Yoda doesn’t appear at all, but is talked about a lot, being a living legend with unknown current whereabouts. Obi-Wan is kind of a big deal in the Jedi order as he has been trained by Yoda himself. Anakin and Obi-Wan may actually only be supporting characters in this story to preserve the surprise reveals of the OT. Obi-Wan takes multiple apprentices during the prequel trilogy.
At least three decades separate the Clone Wars from the OT and it is actually the bad guys who start with the cloning, creating themselves an army of mutants of all shapes and sizes to combat the Republic and its Jedi. The Clone Wars is actually a series of conflicts, not just one war.
Cloning, especially for military purposes, is generally considered unethical. However, chancellor Palpatine shows a remarkable interest in the technology.
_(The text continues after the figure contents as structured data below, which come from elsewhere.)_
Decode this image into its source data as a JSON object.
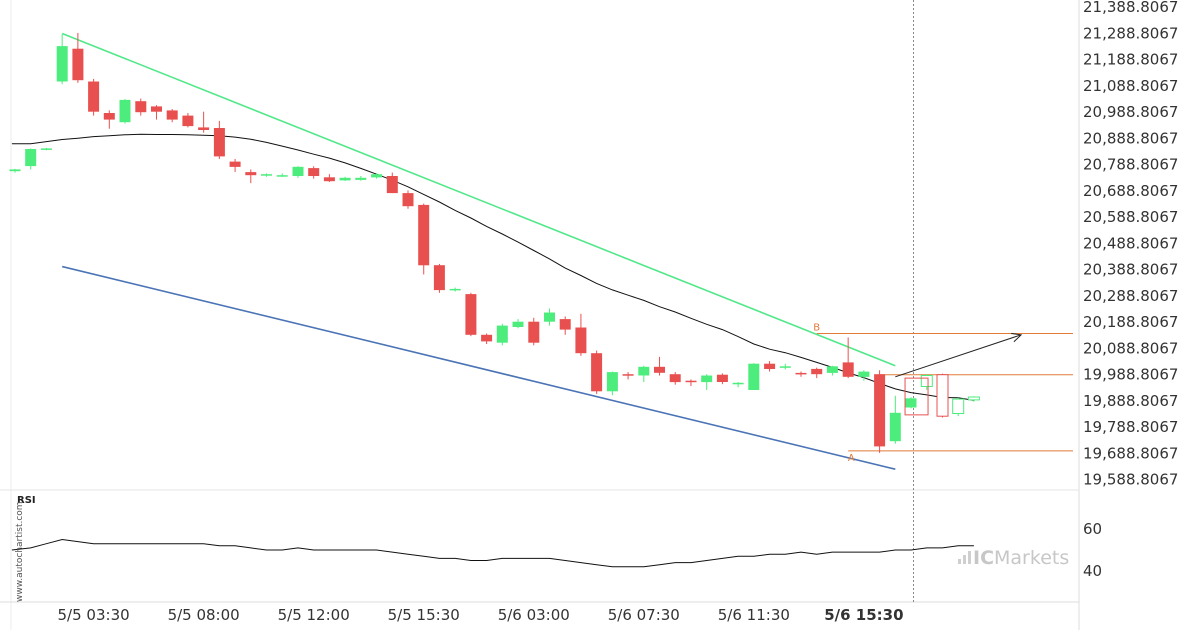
{
  "chart_data": {
    "type": "candlestick",
    "y_ticks": [
      "21,388.8067",
      "21,288.8067",
      "21,188.8067",
      "21,088.8067",
      "20,988.8067",
      "20,888.8067",
      "20,788.8067",
      "20,688.8067",
      "20,588.8067",
      "20,488.8067",
      "20,388.8067",
      "20,288.8067",
      "20,188.8067",
      "20,088.8067",
      "19,988.8067",
      "19,888.8067",
      "19,788.8067",
      "19,688.8067",
      "19,588.8067"
    ],
    "y_tick_values": [
      21388.8067,
      21288.8067,
      21188.8067,
      21088.8067,
      20988.8067,
      20888.8067,
      20788.8067,
      20688.8067,
      20588.8067,
      20488.8067,
      20388.8067,
      20288.8067,
      20188.8067,
      20088.8067,
      19988.8067,
      19888.8067,
      19788.8067,
      19688.8067,
      19588.8067
    ],
    "x_ticks": [
      {
        "label": "5/5 03:30",
        "i": 5
      },
      {
        "label": "5/5 08:00",
        "i": 12
      },
      {
        "label": "5/5 12:00",
        "i": 19
      },
      {
        "label": "5/5 15:30",
        "i": 26
      },
      {
        "label": "5/6 03:00",
        "i": 33
      },
      {
        "label": "5/6 07:30",
        "i": 40
      },
      {
        "label": "5/6 11:30",
        "i": 47
      },
      {
        "label": "5/6 15:30",
        "i": 54,
        "bold": true
      }
    ],
    "candles": [
      [
        20763,
        20770,
        20758,
        20772
      ],
      [
        20783,
        20848,
        20770,
        20850
      ],
      [
        20845,
        20850,
        20843,
        20852
      ],
      [
        21105,
        21240,
        21095,
        21285
      ],
      [
        21230,
        21110,
        21100,
        21290
      ],
      [
        21105,
        20990,
        20975,
        21115
      ],
      [
        20985,
        20960,
        20925,
        20995
      ],
      [
        20950,
        21035,
        20945,
        21038
      ],
      [
        21030,
        20988,
        20975,
        21040
      ],
      [
        21010,
        20990,
        20960,
        21015
      ],
      [
        20995,
        20960,
        20950,
        21000
      ],
      [
        20975,
        20935,
        20930,
        20985
      ],
      [
        20930,
        20920,
        20910,
        20990
      ],
      [
        20928,
        20820,
        20810,
        20955
      ],
      [
        20800,
        20780,
        20760,
        20810
      ],
      [
        20760,
        20748,
        20718,
        20770
      ],
      [
        20750,
        20752,
        20742,
        20755
      ],
      [
        20747,
        20748,
        20742,
        20755
      ],
      [
        20745,
        20780,
        20738,
        20782
      ],
      [
        20775,
        20745,
        20735,
        20782
      ],
      [
        20740,
        20725,
        20722,
        20752
      ],
      [
        20728,
        20738,
        20726,
        20742
      ],
      [
        20730,
        20738,
        20727,
        20745
      ],
      [
        20740,
        20752,
        20735,
        20756
      ],
      [
        20745,
        20680,
        20680,
        20758
      ],
      [
        20680,
        20630,
        20620,
        20690
      ],
      [
        20635,
        20405,
        20370,
        20640
      ],
      [
        20405,
        20310,
        20300,
        20410
      ],
      [
        20312,
        20315,
        20305,
        20320
      ],
      [
        20295,
        20140,
        20135,
        20300
      ],
      [
        20140,
        20115,
        20105,
        20145
      ],
      [
        20110,
        20175,
        20100,
        20182
      ],
      [
        20170,
        20190,
        20165,
        20200
      ],
      [
        20190,
        20110,
        20100,
        20205
      ],
      [
        20190,
        20225,
        20175,
        20240
      ],
      [
        20200,
        20160,
        20140,
        20210
      ],
      [
        20168,
        20070,
        20060,
        20220
      ],
      [
        20070,
        19925,
        19915,
        20080
      ],
      [
        19925,
        19998,
        19910,
        20000
      ],
      [
        19990,
        19988,
        19970,
        19998
      ],
      [
        19985,
        20018,
        19960,
        20022
      ],
      [
        20018,
        19995,
        19985,
        20056
      ],
      [
        19990,
        19960,
        19950,
        19998
      ],
      [
        19965,
        19960,
        19945,
        19970
      ],
      [
        19960,
        19985,
        19930,
        19990
      ],
      [
        19988,
        19960,
        19952,
        19993
      ],
      [
        19955,
        19957,
        19940,
        19960
      ],
      [
        19930,
        20030,
        19930,
        20032
      ],
      [
        20030,
        20010,
        20000,
        20040
      ],
      [
        20018,
        20020,
        20008,
        20030
      ],
      [
        19995,
        19990,
        19980,
        20000
      ],
      [
        20010,
        19990,
        19975,
        20015
      ],
      [
        19995,
        20020,
        19985,
        20022
      ],
      [
        20035,
        19980,
        19975,
        20130
      ],
      [
        19980,
        20000,
        19965,
        20005
      ],
      [
        19990,
        19715,
        19690,
        20005
      ],
      [
        19735,
        19843,
        19725,
        19908
      ],
      [
        19863,
        19898,
        19860,
        19902
      ],
      [
        19943,
        19985,
        19930,
        19990
      ],
      [
        19988,
        19830,
        19825,
        19992
      ],
      [
        19840,
        19895,
        19830,
        19900
      ],
      [
        19892,
        19903,
        19885,
        19906
      ]
    ],
    "hollow_from": 58,
    "moving_average": [
      20868,
      20868,
      20876,
      20884,
      20889,
      20895,
      20898,
      20902,
      20904,
      20903,
      20903,
      20902,
      20900,
      20898,
      20893,
      20885,
      20873,
      20859,
      20844,
      20828,
      20813,
      20795,
      20774,
      20752,
      20729,
      20704,
      20675,
      20646,
      20614,
      20585,
      20553,
      20524,
      20493,
      20461,
      20429,
      20394,
      20366,
      20336,
      20311,
      20291,
      20271,
      20247,
      20227,
      20203,
      20180,
      20160,
      20133,
      20105,
      20085,
      20072,
      20054,
      20035,
      20016,
      19995,
      19977,
      19955,
      19934,
      19920,
      19911,
      19901,
      19900,
      19890
    ],
    "rsi": [
      50,
      51,
      53,
      55,
      54,
      53,
      53,
      53,
      53,
      53,
      53,
      53,
      53,
      52,
      52,
      51,
      50,
      50,
      51,
      50,
      50,
      50,
      50,
      50,
      49,
      48,
      47,
      46,
      46,
      45,
      45,
      46,
      46,
      46,
      46,
      45,
      44,
      43,
      42,
      42,
      42,
      43,
      44,
      44,
      45,
      46,
      47,
      47,
      48,
      48,
      49,
      48,
      49,
      49,
      49,
      49,
      50,
      50,
      51,
      51,
      52,
      52
    ],
    "rsi_ticks": [
      {
        "label": "60",
        "v": 60
      },
      {
        "label": "40",
        "v": 40
      }
    ],
    "resistance_line": {
      "from": [
        3,
        21288
      ],
      "to": [
        56,
        20022
      ]
    },
    "support_line": {
      "from": [
        3,
        20400
      ],
      "to": [
        56,
        19628
      ]
    },
    "levels": [
      {
        "name": "B",
        "y": 20145,
        "from": 51
      },
      {
        "name": "A",
        "y": 19698,
        "from": 53
      },
      {
        "name": "",
        "y": 19988,
        "from": 55
      }
    ],
    "forecast_box": {
      "from_i": 57,
      "to_i": 57.7,
      "top": 19975,
      "bottom": 19835
    },
    "forecast_arrow": {
      "from": [
        56,
        19980
      ],
      "to": [
        64,
        20140
      ]
    },
    "point_labels": [
      {
        "text": "B",
        "i": 51,
        "y": 20145
      },
      {
        "text": "A",
        "i": 53.2,
        "y": 19698
      }
    ]
  },
  "rsi_label": "RSI",
  "watermark": "www.autochartist.com",
  "brand": {
    "ic": "IC",
    "markets": "Markets"
  },
  "colors": {
    "up": "#4ded7d",
    "down": "#e8504f",
    "resistance": "#52e88a",
    "support": "#4a74b5",
    "ma": "#111111",
    "level": "#e07b39",
    "arrow": "#222222",
    "grid": "#e8e8e8"
  }
}
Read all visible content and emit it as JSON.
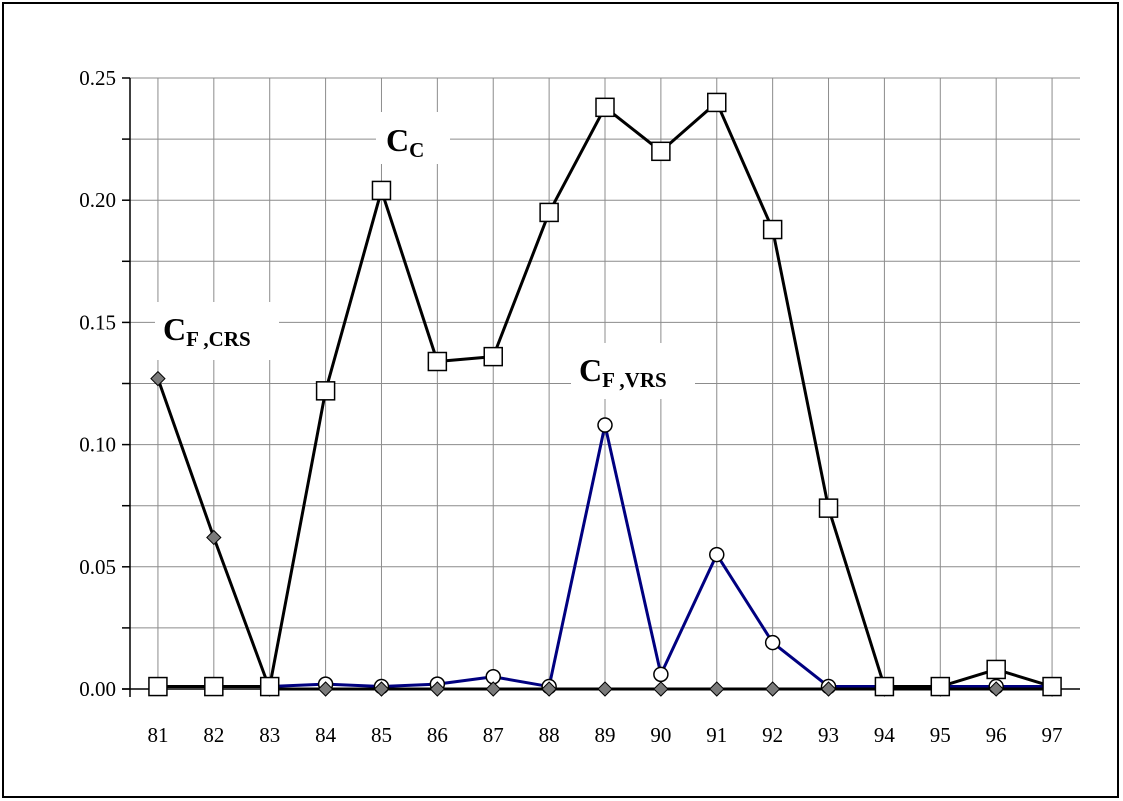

Shortly after the discovery of his own DNA in a cloning laboratory on enemy territory – which proves to the Jedi he has been orchestrating the war all along – he manipulates most of the Republic military into turning against the Jedi and declares himself the Emperor. All (or nearly all) of the cloning facilities are however destroyed during this period. Palpatine’s possible Force-sensitivity is suggested, but is never confirmed.
Most of the antagonist figureheads – some of whom are Force-sensitive – are interested in the cloning technology as a means to achieve immortality. Others are however motivated mostly by ideology or greed.
The Jedi are not celibate monks and they don’t wear Tatooine hermit robes. Leia’s mother doesn’t die immediately after giving birth. No Boba Fett origin story and no Chewbacca. The Jedi are very much present throughout the prequels, but many of the main characters are not Force-users – there’s the military, politicians, and common people of many different trades and convictions. Bail Organa plays a prominent role.